Do USAsians really not have storage heaters?

Nov 18, 2019 11:45

Let alone understand the concept!

I've noticed a tendency on Youtube, which has a heavy American content aimed at the UK under the misapprehension that we speak the same language, that when temperatures in the upper Northern Hemisphere are dropping a lot of cold weather preperation DIYs get shown. One of these is a cute idea, where you use ceramic flower pots or the like and a candle to help heat a room. The comments sections on these videos is always full of nay sayers, some disputing them by quoting all sorts of pseudoscientific data and ideas. I have just watched one that claims to show the fallacy by 'testing' one under supposedly scientific conditions.

They are wrong.

Most of the naysayers against it as a heating source are under the mistaken understanding of what heating means in this case. It is not a means to warm your cold toes or backside in front of when you come in from the cold. A candle flame standing alone in a room will, much like any flame, expel heat into the room which rapidly dissapates. By putting the pot over/around the candle more of it is held within the fabric, and it is this that retains heat which is more slowly let out into the room, keeping the chill off.
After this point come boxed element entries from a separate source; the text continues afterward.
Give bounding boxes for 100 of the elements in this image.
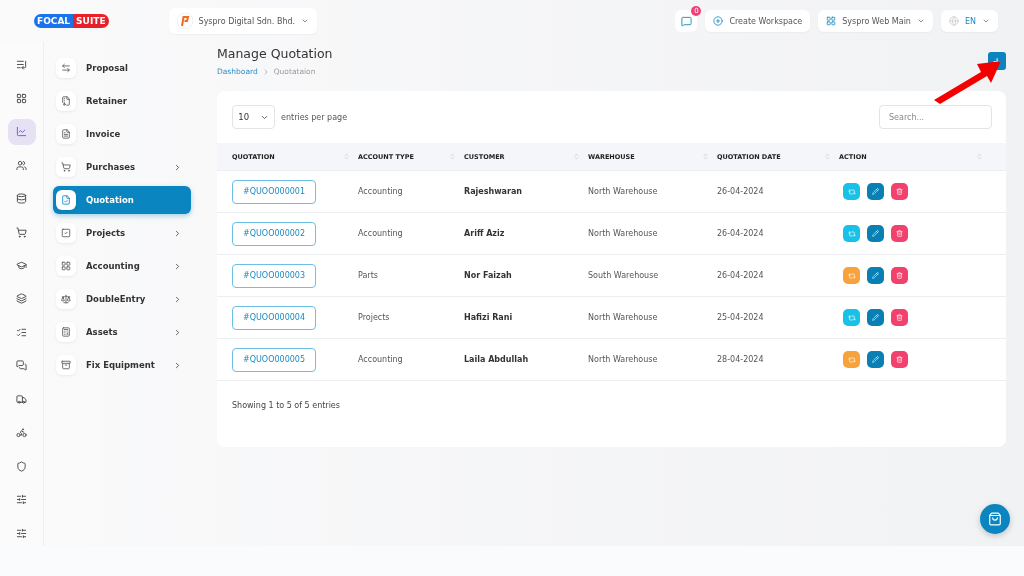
sort-icon bbox=[573, 153, 580, 160]
grid-icon bbox=[16, 92, 27, 104]
delete-button[interactable] bbox=[891, 309, 908, 326]
database-icon bbox=[16, 193, 27, 205]
rail-button[interactable] bbox=[7, 118, 36, 145]
table-cell-text: Laila Abdullah bbox=[464, 355, 530, 364]
sidebar-item[interactable]: DoubleEntry bbox=[53, 285, 191, 313]
quotation-link[interactable]: #QUOO000004 bbox=[232, 305, 316, 330]
table-cell-text: 25-04-2024 bbox=[717, 313, 765, 322]
arrows-icon bbox=[61, 63, 71, 73]
cart-icon bbox=[16, 226, 27, 238]
layers-icon bbox=[16, 293, 27, 305]
table-cell-text: Rajeshwaran bbox=[464, 187, 523, 196]
sidebar-item[interactable]: Assets bbox=[53, 318, 191, 346]
sidebar-item[interactable]: Invoice bbox=[53, 120, 191, 148]
file-icon bbox=[61, 96, 71, 106]
chevron-right-icon bbox=[173, 360, 182, 370]
page-title: Manage Quotation bbox=[217, 46, 333, 61]
plus-circle-icon bbox=[713, 16, 724, 26]
chevron-down-icon bbox=[916, 17, 925, 25]
edit-button[interactable] bbox=[867, 351, 884, 368]
workspace-selector[interactable]: Syspro Web Main bbox=[818, 10, 933, 32]
table-cell-text: North Warehouse bbox=[588, 313, 659, 322]
delete-button[interactable] bbox=[891, 225, 908, 242]
table-cell-text: Accounting bbox=[358, 187, 404, 196]
table-cell-text: South Warehouse bbox=[588, 271, 660, 280]
sidebar-item[interactable]: Projects bbox=[53, 219, 191, 247]
table-cell-text: 26-04-2024 bbox=[717, 271, 765, 280]
company-selector[interactable]: Syspro Digital Sdn. Bhd. bbox=[168, 8, 318, 34]
edit-button[interactable] bbox=[867, 309, 884, 326]
chevron-down-icon bbox=[301, 17, 310, 25]
trash-icon bbox=[896, 356, 903, 363]
table-cell-text: 26-04-2024 bbox=[717, 187, 765, 196]
repeat-icon bbox=[847, 355, 856, 364]
search-field[interactable]: Search... bbox=[879, 105, 992, 129]
bike-icon bbox=[16, 427, 27, 439]
table-cell-text: Nor Faizah bbox=[464, 271, 513, 280]
sidebar-item[interactable]: Fix Equipment bbox=[53, 351, 191, 379]
trash-icon bbox=[896, 272, 903, 279]
repeat-icon bbox=[847, 271, 856, 280]
sidebar-item[interactable]: Proposal bbox=[53, 54, 191, 82]
page-size-label: entries per page bbox=[281, 112, 348, 122]
repeat-icon bbox=[847, 187, 856, 196]
create-workspace-button[interactable]: Create Workspace bbox=[705, 10, 811, 32]
pencil-icon bbox=[872, 356, 879, 363]
message-icon bbox=[680, 15, 692, 27]
page-size-select[interactable]: 10 bbox=[232, 105, 275, 129]
scale-icon bbox=[61, 294, 71, 304]
table-cell-text: Accounting bbox=[358, 355, 404, 364]
convert-button[interactable] bbox=[843, 351, 860, 368]
table-cell-text: Ariff Aziz bbox=[464, 229, 506, 238]
language-selector[interactable]: EN bbox=[940, 10, 998, 32]
convert-button[interactable] bbox=[843, 225, 860, 242]
entries-summary: Showing 1 to 5 of 5 entries bbox=[231, 400, 341, 412]
checklist-icon bbox=[16, 326, 27, 338]
cart-button[interactable] bbox=[980, 504, 1010, 534]
sort-icon bbox=[824, 153, 831, 160]
table-cell-text: Projects bbox=[358, 313, 391, 322]
trash-icon bbox=[896, 230, 903, 237]
pencil-icon bbox=[872, 230, 879, 237]
table-cell-text: North Warehouse bbox=[588, 187, 659, 196]
quotation-link[interactable]: #QUOO000003 bbox=[232, 263, 316, 288]
company-logo-icon bbox=[176, 13, 193, 29]
edit-button[interactable] bbox=[867, 183, 884, 200]
trash-icon bbox=[896, 188, 903, 195]
table-cell-text: North Warehouse bbox=[588, 229, 659, 238]
table-cell-text: Accounting bbox=[358, 229, 404, 238]
sidebar-item[interactable]: Retainer bbox=[53, 87, 191, 115]
calculator-icon bbox=[61, 327, 71, 337]
users-icon bbox=[16, 159, 27, 171]
sidebar-item[interactable]: Purchases bbox=[53, 153, 191, 181]
document-icon bbox=[61, 195, 71, 205]
sort-icon bbox=[343, 153, 350, 160]
globe-icon bbox=[948, 16, 959, 26]
sidebar-item[interactable]: Accounting bbox=[53, 252, 191, 280]
repeat-icon bbox=[847, 229, 856, 238]
cart-icon bbox=[61, 162, 71, 172]
delete-button[interactable] bbox=[891, 351, 908, 368]
edit-button[interactable] bbox=[867, 225, 884, 242]
edit-button[interactable] bbox=[867, 267, 884, 284]
shopping-bag-icon bbox=[988, 512, 1002, 526]
sidebar-item[interactable]: Quotation bbox=[53, 186, 191, 214]
table-cell-text: North Warehouse bbox=[588, 355, 659, 364]
sort-icon bbox=[702, 153, 709, 160]
convert-button[interactable] bbox=[843, 267, 860, 284]
chevron-right-icon bbox=[173, 228, 182, 238]
convert-button[interactable] bbox=[843, 309, 860, 326]
quotation-link[interactable]: #QUOO000002 bbox=[232, 221, 316, 246]
quotation-link[interactable]: #QUOO000005 bbox=[232, 347, 316, 372]
chevron-right-icon bbox=[173, 327, 182, 337]
delete-button[interactable] bbox=[891, 267, 908, 284]
focal-suite-logo: FOCAL SUITE bbox=[34, 14, 109, 28]
list-icon bbox=[16, 59, 27, 71]
document-icon bbox=[61, 129, 71, 139]
table-cell-text: 26-04-2024 bbox=[717, 229, 765, 238]
delete-button[interactable] bbox=[891, 183, 908, 200]
convert-button[interactable] bbox=[843, 183, 860, 200]
chevron-right-icon bbox=[173, 261, 182, 271]
truck-icon bbox=[16, 393, 27, 405]
quotation-link[interactable]: #QUOO000001 bbox=[232, 179, 316, 204]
This is no different to an open fire, where you can get a rapid flash of heat as flames leap up from paper or brush, but it is the bed of coals that keeps the temperature in - not to mention, for thousands of years we have used stones heated in a fire to warm our feet and beds. It is exactly the same principal, of storing energy from one heat source to an object that will slowly release that heat over time. Come to think of it, that might be a better way to describe this sort of thing; The pot/brick/stone is a heat battery, being charged with the heat energy which is slowly but surely expended over time.

Storage heaters (used a lot in the UK) also work on this principe - bricks inside are heated while electricity is cheaper (usually at night) and they stotore the heat. This allows the heater to radiate it during the day. There's a better explanation here

As for this 'scientific' test, the guy made an enclosed space (a box, rather than a closed room) and measured the heat within the box by first burning a candle, then repeating this with a candle in a flower pot. His readings show (and I'm not disputing them) that the temperature inside the box rose more rapidly for the standalone candle, and the temperature within the box remained slightly lowere for the covered one throughout. He concluded from this that the covered candle was in fact a poorer heat source *stands back and smugly points at his own data*

Okay, but he fails to see the problem with his conclusion. He tested each method, with the same ambient temperature to start, the same type of candle, and the same burn time within the same box. He ran the test for half an hour for each; and that is where he failed.

As he remarks, the temperature inside the box ran hotter for the candle than the potted candle. As both candles burn the same and are within an enclosed space, where did the missing heat go?

Yup, into the ceramic!

If he had done this properly, he should have run the experiment with the candles burning for the same duration, then continued to moniter the temperature inside the box after that. In that way, he would have realized that the heat inside the box would have remained warmer than the first method by way of the stored energy. In that half hour it looked to be less efficient, but come back an hour after the candle's extinguished and it is another story. His data was incomplete, so his conclusion is faulty.

Me? I'm seriously considering looking around for a suitable pot or two and a tealight to keep the chill off our bathroom overnight - I'm not expection miracles, but it has to be better than the brass monkey temperatures of a morning!